Structural Crack — Idecad

Consider a 200 mm thick RC slab for an underground water tank with a crack width limit of 0.2 mm. A traditional engineer might use minimum reinforcement (Ø12@200 mm). However, ideCAD’s crack analysis for the quasi-permanent load combination (full water pressure + self-weight) calculates a differential strain of 0.0012. Given a 40 mm cover and Ø12 bars, the predicted crack width is 0.28 mm—exceeding the limit. The software instantly suggests two solutions:

IdeCAD compares the cost and constructability of both options, allowing the engineer to choose. After redesign, the software re-checks and confirms compliance. This iterative process, which might take hours manually, is reduced to seconds. idecad structural crack

In standard reinforced concrete design, "checking for cracks" means verifying that the width of cracks under service loads does not exceed the limits set by the design code (e.g., Turkish Standard TS 500 or Eurocode 2).
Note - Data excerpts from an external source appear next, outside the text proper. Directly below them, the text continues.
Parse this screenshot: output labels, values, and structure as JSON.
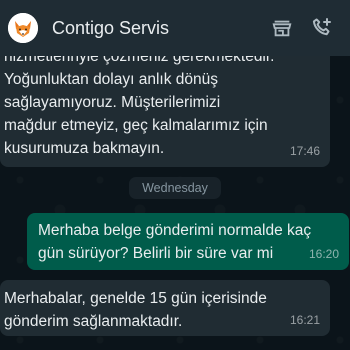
{
  "header": {
    "contact_name": "Contigo Servis",
    "avatar_icon": "fox-logo-avatar",
    "actions": [
      {
        "icon": "store-icon"
      },
      {
        "icon": "add-call-icon"
      }
    ]
  },
  "messages": [
    {
      "direction": "incoming",
      "text": "hizmetlerinyle çözmeniz gerekmektedir.\nYoğunluktan dolayı anlık dönüş\nsağlayamıyoruz. Müşterilerimizi\nmağdur etmeyiz, geç kalmalarımız için\nkusurumuza bakmayın.",
      "time": "17:46"
    },
    {
      "direction": "outgoing",
      "text": "Merhaba belge gönderimi normalde kaç\ngün sürüyor? Belirli bir süre var mi",
      "time": "16:20"
    },
    {
      "direction": "incoming",
      "text": "Merhabalar, genelde 15 gün içerisinde\ngönderim sağlanmaktadır.",
      "time": "16:21"
    }
  ],
  "date_separator": "Wednesday",
  "colors": {
    "header_bg": "#1f2c34",
    "chat_bg": "#0b141a",
    "incoming_bubble": "#202c33",
    "outgoing_bubble": "#005c4b",
    "text": "#e9edef",
    "meta_text": "#8696a0"
  }
}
Consider a 200 mm thick RC slab for

  • Slab Mats: For raft foundations and mat slabs, ideCAD performs rigorous crack checks based on the reinforcement layout provided.

    • IdeCAD’s toolset also aids in differentiating between acceptable cracks and structural failures. IdeCAD compares the cost and constructability of both

    The "Planned" Crack: Construction Joints In the 3D modeling environment, engineers can define construction joints. These are deliberate discontinuities where concrete pours are halted. In ideCAD, defining these zones is crucial for linear elements like retaining walls or long-span beams. The software understands that these joints transfer shear (often through shear keys or dowels) but may not transfer the same moment as a monolithic pour.
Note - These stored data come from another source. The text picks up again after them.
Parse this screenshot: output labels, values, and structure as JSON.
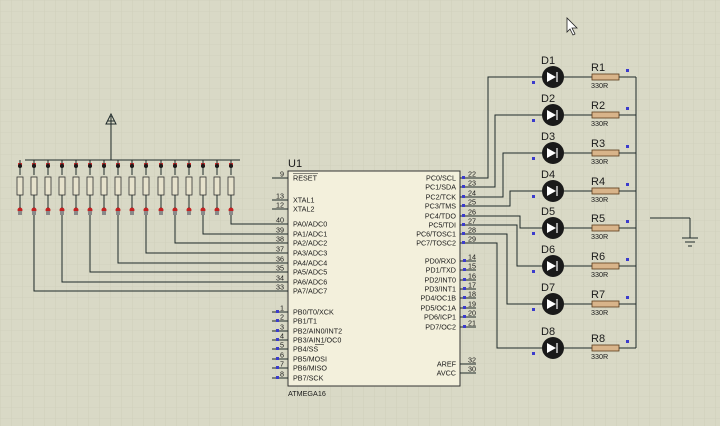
{
  "chip": {
    "ref": "U1",
    "part": "ATMEGA16",
    "left_pins": [
      {
        "num": "9",
        "name": "RESET",
        "overline": true
      },
      {
        "num": "13",
        "name": "XTAL1"
      },
      {
        "num": "12",
        "name": "XTAL2"
      },
      {
        "num": "40",
        "name": "PA0/ADC0"
      },
      {
        "num": "39",
        "name": "PA1/ADC1"
      },
      {
        "num": "38",
        "name": "PA2/ADC2"
      },
      {
        "num": "37",
        "name": "PA3/ADC3"
      },
      {
        "num": "36",
        "name": "PA4/ADC4"
      },
      {
        "num": "35",
        "name": "PA5/ADC5"
      },
      {
        "num": "34",
        "name": "PA6/ADC6"
      },
      {
        "num": "33",
        "name": "PA7/ADC7"
      },
      {
        "num": "1",
        "name": "PB0/T0/XCK"
      },
      {
        "num": "2",
        "name": "PB1/T1"
      },
      {
        "num": "3",
        "name": "PB2/AIN0/INT2"
      },
      {
        "num": "4",
        "name": "PB3/AIN1/OC0"
      },
      {
        "num": "5",
        "name": "PB4/SS",
        "overline_part": "SS"
      },
      {
        "num": "6",
        "name": "PB5/MOSI"
      },
      {
        "num": "7",
        "name": "PB6/MISO"
      },
      {
        "num": "8",
        "name": "PB7/SCK"
      }
    ],
    "right_pins": [
      {
        "num": "22",
        "name": "PC0/SCL"
      },
      {
        "num": "23",
        "name": "PC1/SDA"
      },
      {
        "num": "24",
        "name": "PC2/TCK"
      },
      {
        "num": "25",
        "name": "PC3/TMS"
      },
      {
        "num": "26",
        "name": "PC4/TDO"
      },
      {
        "num": "27",
        "name": "PC5/TDI"
      },
      {
        "num": "28",
        "name": "PC6/TOSC1"
      },
      {
        "num": "29",
        "name": "PC7/TOSC2"
      },
      {
        "num": "14",
        "name": "PD0/RXD"
      },
      {
        "num": "15",
        "name": "PD1/TXD"
      },
      {
        "num": "16",
        "name": "PD2/INT0"
      },
      {
        "num": "17",
        "name": "PD3/INT1"
      },
      {
        "num": "18",
        "name": "PD4/OC1B"
      },
      {
        "num": "19",
        "name": "PD5/OC1A"
      },
      {
        "num": "20",
        "name": "PD6/ICP1"
      },
      {
        "num": "21",
        "name": "PD7/OC2"
      },
      {
        "num": "32",
        "name": "AREF"
      },
      {
        "num": "30",
        "name": "AVCC"
      }
    ]
  },
  "leds": [
    {
      "ref": "D1",
      "res_ref": "R1",
      "res_value": "330R"
    },
    {
      "ref": "D2",
      "res_ref": "R2",
      "res_value": "330R"
    },
    {
      "ref": "D3",
      "res_ref": "R3",
      "res_value": "330R"
    },
    {
      "ref": "D4",
      "res_ref": "R4",
      "res_value": "330R"
    },
    {
      "ref": "D5",
      "res_ref": "R5",
      "res_value": "330R"
    },
    {
      "ref": "D6",
      "res_ref": "R6",
      "res_value": "330R"
    },
    {
      "ref": "D7",
      "res_ref": "R7",
      "res_value": "330R"
    },
    {
      "ref": "D8",
      "res_ref": "R8",
      "res_value": "330R"
    }
  ],
  "switch_count": 8,
  "colors": {
    "background": "#d9d9c6",
    "grid": "#c9c9b4",
    "wire": "#1f2a2a",
    "chip_body": "#f3f0dc",
    "led": "#1a1a1a",
    "marker_blue": "#3b3bcc",
    "marker_red": "#d92b2b",
    "marker_gray": "#8a8a8a"
  }
}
    The "Unplanned" Crack: Non-Linear Analysis For advanced users, ideCAD offers non-linear analysis options where the "crack" becomes a data point rather than just a parameter. By running pushover analysis (a non-linear static procedure), engineers can observe the formation of "plastic hinges." These are essentially zones where the steel has yielded and the concrete has crushed/cracked to the point of non-repair. ideCAD color-codes these zones (often from Blue/Immediate Occupancy to Red/Collapse Prevention), providing a visual map of where the structure will "break" safely.

    While powerful, ideCAD’s crack module does not replace engineering judgment. First, it assumes perfect bond between steel and concrete—real-world corrosion or poor compaction invalidates results. Second, thermal and shrinkage cracks (non-load-induced) are only indirectly considered via minimum reinforcement requirements; the software does not model thermal gradients. Third, for very thick sections (dams, mat foundations), the plane-sections-remain-plane assumption underpinning the strain calculation becomes inaccurate. In such cases, ideCAD’s output must be supplemented with specialized finite element models.